March 1, 2024
NTIF, which stands for Network Threat Intelligence Feed, represents a formidable detection and mitigation tool integrated within Nexusguard’s array of DDoS protection tools. Designed to bolster defenses, NTIF efficiently blocks known malicious IP addresses without the need for extensive analysis.
As an advanced detection tool, NTIF promptly triggers a DDoS alert whenever the traffic originating from botnet IPs exceeds the defined detection threshold. Moreover, NTIF boasts a range of pre-configured policies that provide Security Operations Centers (SOCs) with exceptional flexibility and adaptability to effectively respond to various attack scenarios across eight distinct categories, as outlined in Table 1 below:
Each NTIF detection policy operates autonomously, allowing for individual enablement or disablement along with distinct threshold values.
Similarly, the mitigation counterpart of NTIF operates in a comparable manner. Each attack category can be configured independently, enabling the SOC team to set the operation mode as OFF, Monitor, or ON according to the specific requirements of various attack scenarios.
Nexusguard's multi-tenant portal empowers customers with comprehensive visibility into the precise attack traffic that is effectively mitigated across each category, while also providing crucial information about the IP addresses of the blocked hosts.
Nexusguard employs a rigorous process to ensure accurate blocking of malicious IP addresses. To achieve this, our proprietary IP blocklist is meticulously cross-checked with reputable third-party IP reputation databases that Nexusguard subscribes to. This comprehensive verification involves assigning a score to each IP address in the database, considering factors such as category, source, time of occurrence, frequency, contribution to attack events, and other relevant indicators.
Through a sophisticated weighting system, these factors are scrupulously evaluated, and the final score is calculated by aggregating the weighted values and sorting them accordingly. The higher the score, the greater the likelihood and impact of the IP being associated with an attacker. Subsequently, NTIF's filtering mechanism effectively blocks these identified malicious IPs, bolstering network defenses.
To ensure the ongoing relevance of the information, the IP reputation database undergoes daily updates using the aforementioned methodology. This commitment to regular updates guarantees that networks remain protected with the latest and most accurate threat intelligence.
NTIF encompasses a wide array of essential features and capabilities that establish it as an influential and all-encompassing solution for network security. These include:
NTIF, Nexusguard's leading-edge solution, offers a seamless deployment process. It functions as a comprehensive list of identified malicious IP addresses, which, when enabled, completely blocks their access to protected resources. With NTIF, there is no need for further analysis or fine-tuning by the SOC team. Each IP address entry undergoes internal verification and is cross-referenced with multiple reputable third-party IP reputation databases.
NTIF proves effective in various attack scenarios, including zero-day attacks and carpet bombing attacks. In the case of zero-day attacks, where the attack pattern or method is not fully exposed, traditional signature-based detection methods face challenges. However, NTIF overcomes this by triggering an alert when the traffic level of any NTIF category surpasses the detection threshold, ensuring that attacks are not missed.

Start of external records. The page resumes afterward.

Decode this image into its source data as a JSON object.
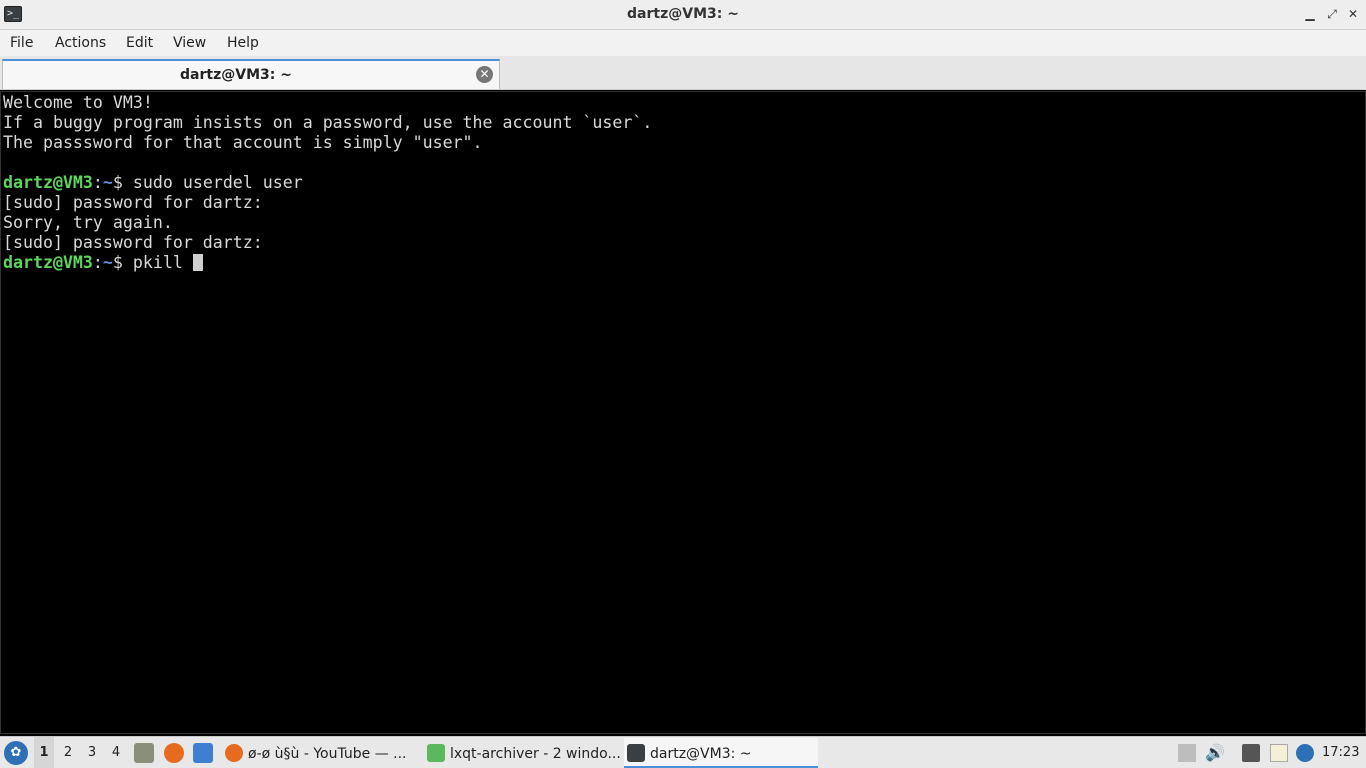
{
  "window": {
    "title": "dartz@VM3: ~",
    "app_icon": ">_",
    "controls": {
      "minimize": "▁",
      "maximize": "⤢",
      "close": "✕"
    }
  },
  "menu": [
    "File",
    "Actions",
    "Edit",
    "View",
    "Help"
  ],
  "tab": {
    "label": "dartz@VM3: ~",
    "close_icon": "✕"
  },
  "terminal": {
    "lines": [
      "Welcome to VM3!",
      "If a buggy program insists on a password, use the account `user`.",
      "The passsword for that account is simply \"user\".",
      ""
    ],
    "prompt": {
      "user": "dartz@VM3",
      "colon": ":",
      "path": "~",
      "symbol": "$ "
    },
    "command1": "sudo userdel user",
    "output": [
      "[sudo] password for dartz:",
      "Sorry, try again.",
      "[sudo] password for dartz:"
    ],
    "command2": "pkill "
  },
  "taskbar": {
    "desktops": [
      "1",
      "2",
      "3",
      "4"
    ],
    "tasks": [
      {
        "label": "ø-ø ù§ù - YouTube — ...",
        "icon": "firefox-icon"
      },
      {
        "label": "lxqt-archiver - 2 windo...",
        "icon": "archiver-icon"
      },
      {
        "label": "dartz@VM3: ~",
        "icon": "terminal-icon"
      }
    ],
    "clock": "17:23"
  },
  "colors": {
    "prompt_user": "#5fd75f",
    "prompt_path": "#5c8fe6",
    "terminal_bg": "#000000",
    "terminal_fg": "#d9d9d9",
    "accent": "#4a90d9"
  }
}
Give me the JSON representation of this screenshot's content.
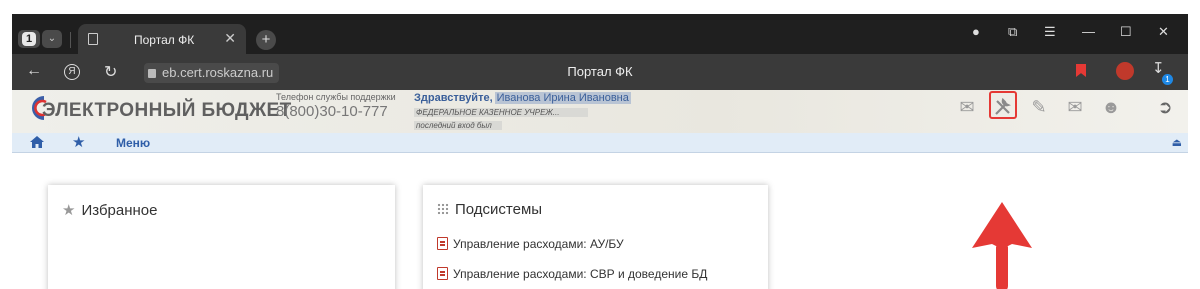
{
  "browser": {
    "tab_count": "1",
    "tab_title": "Портал ФК",
    "url": "eb.cert.roskazna.ru",
    "page_title": "Портал ФК",
    "downloads_badge": "1"
  },
  "header": {
    "logo_text": "ЭЛЕКТРОННЫЙ БЮДЖЕТ",
    "support_label": "Телефон службы поддержки",
    "support_phone": "8(800)30-10-777",
    "greeting": "Здравствуйте,",
    "user_name": "Иванова Ирина Ивановна",
    "organization": "ФЕДЕРАЛЬНОЕ КАЗЕННОЕ УЧРЕЖ...",
    "last_login": "последний вход был",
    "icons": [
      "messages-settings-icon",
      "tools-icon",
      "edit-icon",
      "alert-mail-icon",
      "user-icon",
      "logout-icon"
    ],
    "highlight_color": "#e53935"
  },
  "nav": {
    "menu_label": "Меню"
  },
  "favorites": {
    "title": "Избранное"
  },
  "subsystems": {
    "title": "Подсистемы",
    "items": [
      {
        "label": "Управление расходами: АУ/БУ"
      },
      {
        "label": "Управление расходами: СВР и доведение БД"
      }
    ]
  },
  "colors": {
    "accent_blue": "#2f5ea8",
    "annotation_red": "#e53935"
  }
}
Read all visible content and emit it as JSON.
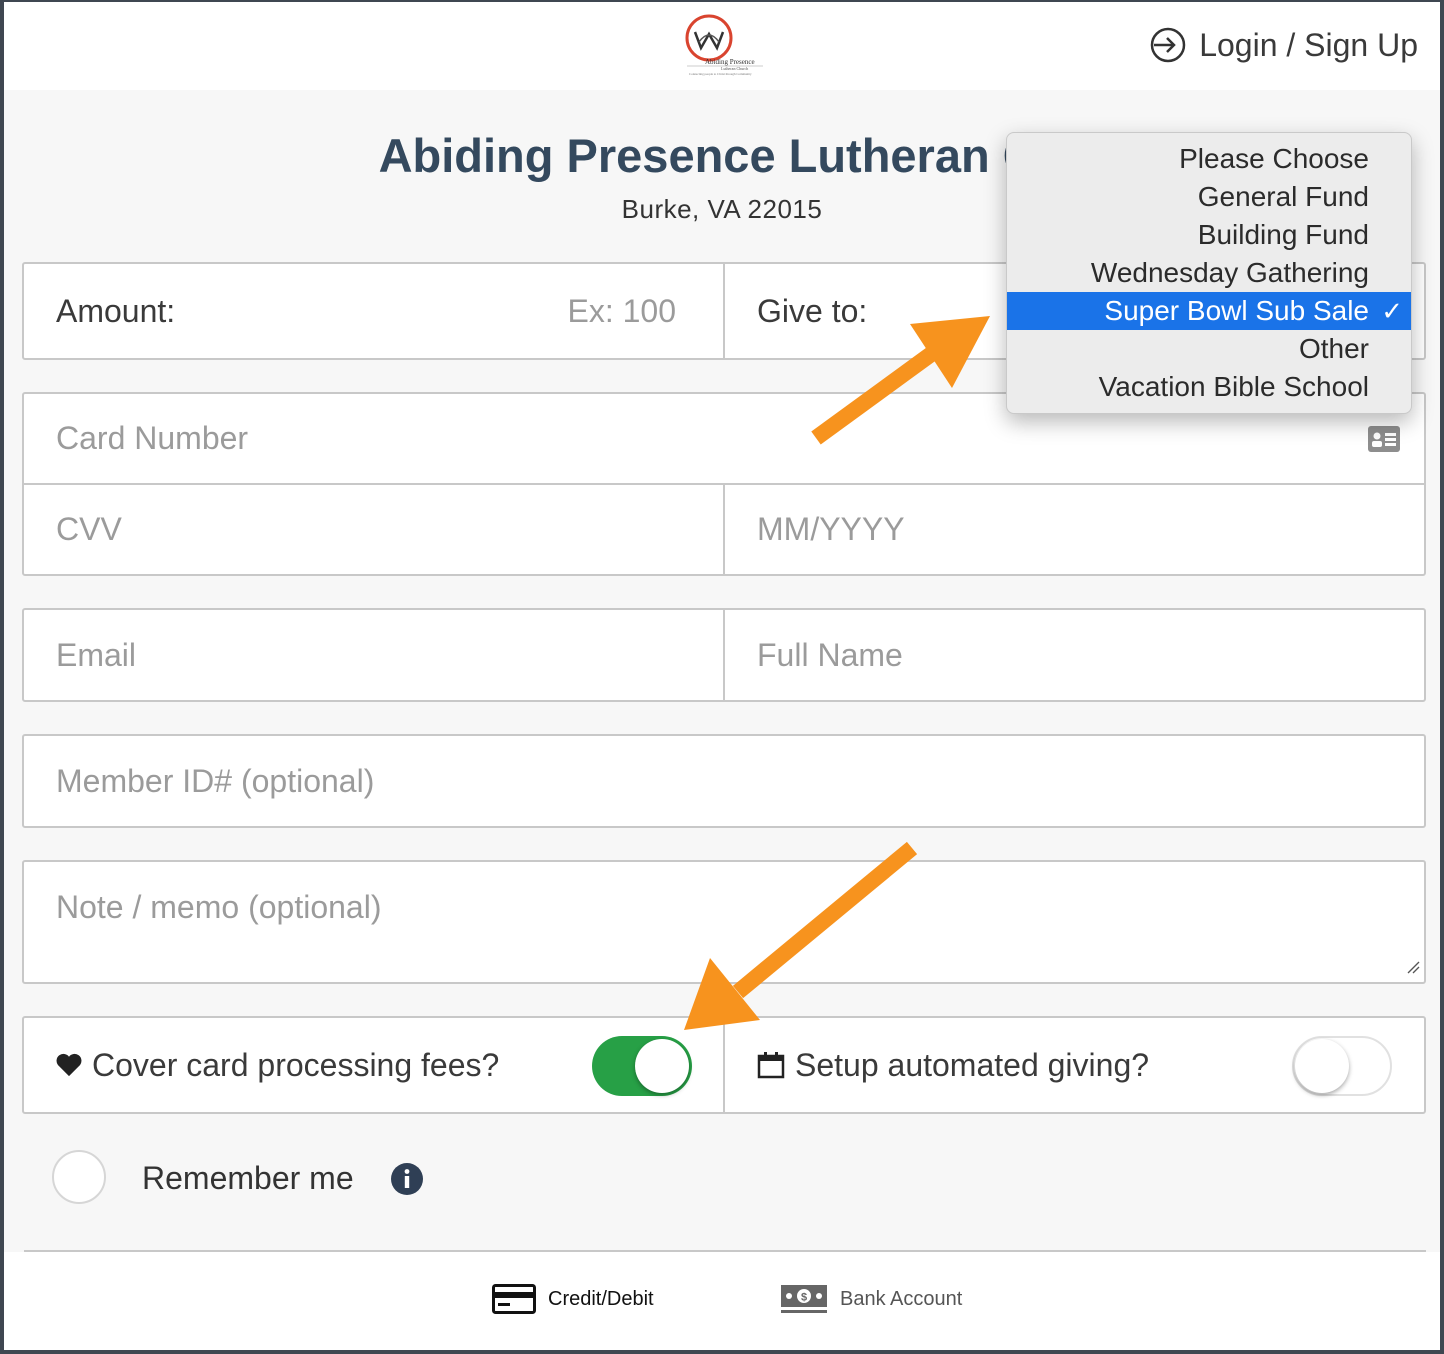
{
  "header": {
    "login_label": "Login / Sign Up",
    "logo_name": "Abiding Presence",
    "logo_sub": "Lutheran Church",
    "logo_tagline": "Connecting people to Christ through Community"
  },
  "church": {
    "name": "Abiding Presence Lutheran Ch",
    "location": "Burke, VA 22015"
  },
  "form": {
    "amount_label": "Amount:",
    "amount_placeholder": "Ex: 100",
    "give_to_label": "Give to:",
    "card_number_placeholder": "Card Number",
    "cvv_placeholder": "CVV",
    "expiry_placeholder": "MM/YYYY",
    "email_placeholder": "Email",
    "full_name_placeholder": "Full Name",
    "member_id_placeholder": "Member ID# (optional)",
    "note_placeholder": "Note / memo (optional)",
    "cover_fees_label": "Cover card processing fees?",
    "cover_fees_on": true,
    "automated_label": "Setup automated giving?",
    "automated_on": false,
    "remember_label": "Remember me"
  },
  "give_to_options": [
    {
      "label": "Please Choose",
      "selected": false
    },
    {
      "label": "General Fund",
      "selected": false
    },
    {
      "label": "Building Fund",
      "selected": false
    },
    {
      "label": "Wednesday Gathering",
      "selected": false
    },
    {
      "label": "Super Bowl Sub Sale",
      "selected": true
    },
    {
      "label": "Other",
      "selected": false
    },
    {
      "label": "Vacation Bible School",
      "selected": false
    }
  ],
  "check_mark": "✓",
  "footer": {
    "credit_label": "Credit/Debit",
    "bank_label": "Bank Account"
  },
  "colors": {
    "title": "#34495e",
    "toggle_on": "#27a046",
    "dropdown_selected": "#1a73e8",
    "annotation_arrow": "#f7931e"
  }
}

Regarding carpet bombing attacks, where the attack size typically falls below the detection threshold, NTIF excels in detecting such threats. As these attacks often originate from well-known botnet IPs, NTIF effectively detects them based on aggregated source traffic.
The automated filtering capabilities of NTIF significantly reduce the need for SOC intervention, enabling the swift identification and blocking of DDoS attacks within seconds. This represents a notable improvement over traditional manual traffic analysis methods, which can take up to 30 minutes or longer. By swiftly and decisively filtering out attack traffic while allowing legitimate traffic to continue uninterrupted, NTIF not only saves time and cost in the remediation process but also ensures an uncompromised user experience for customers, even during an ongoing attack.
NTIF is now available to customers using our Application Protection and Origin Protection service. For further information, please read about Nexusguard’s Application Protection and Origin Protection.
Nexusguard's NTIF offers an integrated methodology for deploying rapid, cost-effective, and real-time protection against DDoS attacks.